While mostly known for its technological bent with new releases for the public, the 2024 CES Show in Las Vegas also has a track of sports programming that started on Tuesday with the “2034: A Sports Odyssey – Imagining the Stadium of the Future” as four companies discussed using technology to make sports and entertainment events more engaging to fans.
“In terms of the fan experience — the stadium experience —AI will be able to understand and predict different fan journeys,” said Andy Hook, market strategy lead of sports and entertainment for Oracle Food & Beverage. “If I go to a game with my friends, I’m probably going to have a different experience than if I go with my parents. AI needs to be able to predict these different behaviors, because if you’re going to a football game, a concert or Disney on Ice, it’s going to be a different experience.”
Hook added the in-venue experience is going to become increasingly personalized and data that AI collects from fans will be used to customize everything to the individual person.
“You’re going to have an experience that’s unique to you, in that venue,” Hook said. “You’re going to be served promotions that matter to you … if you want to go to the restaurant after the game and we know you’re a foodie, you’re going to get served those ads. If you don’t drink alcohol, we’re not going to serve you a mass Bud Light promotion. Each experience will be tailored to the fan and their behavior.”
Along with Hook, panelists included Mariya Zorotovich, general manager of venues and gaming at Intel; Ken Lovell, senior vice president of golf technology for the PGA Tour and George Connors, senior vice president of fintech solutions at Everi. The panel was moderated by Abe Stein, head of innovation for Sports Innovation Lab.
Lovell, who’s tasked with implementing technology in golf courses throughout the country, says AI and mixed-reality will help serve fans and expand their consumer horizons.
“One of the tricks is to put enough sensors around a golf course — or any venue — that can measure the fan information in real time and make that into something that’s meaningful to the venue,” Lovell said. “But then you get to the really cool thing — being able to give a fan the thing they wanted to know, before they wanted to know it. To tell them something that they care about, before they knew they cared about it. At any given moment on a Thursday morning, we have 14 golf balls in the air at the same time. It’s about finding out what the golf fan wants to see most and giving it to them.”
In addition to heightening the fan experience, AI is also being used for cybersecurity game, streamlining processes to keep fans safe.

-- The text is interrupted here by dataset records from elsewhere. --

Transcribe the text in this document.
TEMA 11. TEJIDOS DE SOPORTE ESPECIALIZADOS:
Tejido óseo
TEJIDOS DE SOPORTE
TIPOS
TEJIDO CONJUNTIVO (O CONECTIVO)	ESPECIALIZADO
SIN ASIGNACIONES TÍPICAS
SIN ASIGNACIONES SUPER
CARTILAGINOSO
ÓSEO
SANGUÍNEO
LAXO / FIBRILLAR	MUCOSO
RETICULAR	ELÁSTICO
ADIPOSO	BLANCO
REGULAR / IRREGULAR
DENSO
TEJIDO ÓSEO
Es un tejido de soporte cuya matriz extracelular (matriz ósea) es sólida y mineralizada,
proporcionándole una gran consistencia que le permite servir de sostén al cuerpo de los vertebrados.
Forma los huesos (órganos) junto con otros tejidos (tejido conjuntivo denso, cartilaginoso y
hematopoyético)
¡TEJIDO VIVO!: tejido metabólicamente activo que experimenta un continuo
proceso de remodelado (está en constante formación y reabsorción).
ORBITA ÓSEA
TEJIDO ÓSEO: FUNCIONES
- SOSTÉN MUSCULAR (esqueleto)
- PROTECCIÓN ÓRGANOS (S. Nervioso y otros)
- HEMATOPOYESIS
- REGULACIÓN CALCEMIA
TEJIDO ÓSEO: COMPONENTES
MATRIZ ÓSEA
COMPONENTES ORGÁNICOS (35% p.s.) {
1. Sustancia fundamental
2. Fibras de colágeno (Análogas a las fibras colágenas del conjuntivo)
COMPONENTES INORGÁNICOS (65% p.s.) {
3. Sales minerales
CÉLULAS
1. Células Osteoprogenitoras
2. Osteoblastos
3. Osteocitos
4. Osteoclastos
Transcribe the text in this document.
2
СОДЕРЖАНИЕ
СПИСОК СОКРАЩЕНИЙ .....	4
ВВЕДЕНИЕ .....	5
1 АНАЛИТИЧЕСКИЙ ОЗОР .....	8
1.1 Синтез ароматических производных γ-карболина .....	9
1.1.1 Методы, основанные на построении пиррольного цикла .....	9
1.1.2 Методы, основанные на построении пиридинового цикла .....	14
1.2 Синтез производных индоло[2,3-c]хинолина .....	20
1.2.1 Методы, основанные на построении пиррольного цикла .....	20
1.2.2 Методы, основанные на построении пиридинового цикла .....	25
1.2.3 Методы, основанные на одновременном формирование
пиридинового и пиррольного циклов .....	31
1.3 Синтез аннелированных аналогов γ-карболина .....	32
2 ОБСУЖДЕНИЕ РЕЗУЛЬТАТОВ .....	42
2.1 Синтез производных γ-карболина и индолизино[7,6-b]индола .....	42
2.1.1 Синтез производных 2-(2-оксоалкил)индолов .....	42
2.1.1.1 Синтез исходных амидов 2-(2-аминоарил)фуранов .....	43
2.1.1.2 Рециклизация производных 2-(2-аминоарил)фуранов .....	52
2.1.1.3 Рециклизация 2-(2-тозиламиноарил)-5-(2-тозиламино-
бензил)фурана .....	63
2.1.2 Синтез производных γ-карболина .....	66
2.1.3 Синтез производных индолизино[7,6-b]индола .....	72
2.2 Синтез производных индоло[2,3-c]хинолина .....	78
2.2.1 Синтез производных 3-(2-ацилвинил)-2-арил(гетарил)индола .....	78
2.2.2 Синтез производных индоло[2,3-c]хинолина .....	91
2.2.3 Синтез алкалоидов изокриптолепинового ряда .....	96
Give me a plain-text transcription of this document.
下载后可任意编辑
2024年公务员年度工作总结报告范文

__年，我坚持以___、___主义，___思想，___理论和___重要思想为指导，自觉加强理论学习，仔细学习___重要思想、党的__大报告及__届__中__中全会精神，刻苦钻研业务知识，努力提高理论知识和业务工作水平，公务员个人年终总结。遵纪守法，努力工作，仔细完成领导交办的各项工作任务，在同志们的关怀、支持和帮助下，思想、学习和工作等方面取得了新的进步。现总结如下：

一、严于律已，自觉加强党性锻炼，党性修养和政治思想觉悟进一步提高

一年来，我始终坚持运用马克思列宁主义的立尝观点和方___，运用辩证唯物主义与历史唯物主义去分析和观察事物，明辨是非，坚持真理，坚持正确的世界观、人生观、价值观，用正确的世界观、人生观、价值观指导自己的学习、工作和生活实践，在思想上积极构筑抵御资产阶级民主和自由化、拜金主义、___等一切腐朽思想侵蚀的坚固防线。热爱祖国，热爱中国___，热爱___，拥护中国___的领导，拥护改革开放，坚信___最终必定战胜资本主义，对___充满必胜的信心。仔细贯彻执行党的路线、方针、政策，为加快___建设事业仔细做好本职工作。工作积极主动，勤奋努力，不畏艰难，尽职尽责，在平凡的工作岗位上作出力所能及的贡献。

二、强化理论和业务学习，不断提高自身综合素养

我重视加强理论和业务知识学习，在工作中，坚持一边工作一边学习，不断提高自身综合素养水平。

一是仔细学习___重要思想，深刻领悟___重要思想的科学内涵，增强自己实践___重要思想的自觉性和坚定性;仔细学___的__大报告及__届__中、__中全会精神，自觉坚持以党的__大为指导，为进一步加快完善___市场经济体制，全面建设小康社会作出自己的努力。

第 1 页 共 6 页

“You only have so many people on the ground and they’re working with the local police to create a safe environment for their fans,” Zorotovich said. “Different AI applications through camera data and censor data can be used to provide insights in real time so that your security teams can take an action if needed. AI can probably provide alerts in ways that the human eye can’t always catch. But it’s a requirement that the cybersecurity side of the house be just as robust, if not more, than the physical venue.”
The panel agreed as sports move into a more digital age, there will be challenges to keep up with the technology, but it will be worth it for the fans. While Everi is a company that focuses on casinos, Connors sees a similarity in how sports are evolving to create activations outside arenas, much like casinos in Las Vegas have transformed the way it entertains patrons.
“We know by the moves being made in the sports world that they realize they need to get outside of the venue walls and if they don’t, there’s going to be great limitations,” Connors said. “These districts that are popping up — and there are some that have been around for a while, but haven’t been leveraged the same way as they are now — they’re seeing what can happen outside the walls of the sports arena. And right now in the sports industry, those districts and activations are a main focus of fan engagement and driving extra revenue.”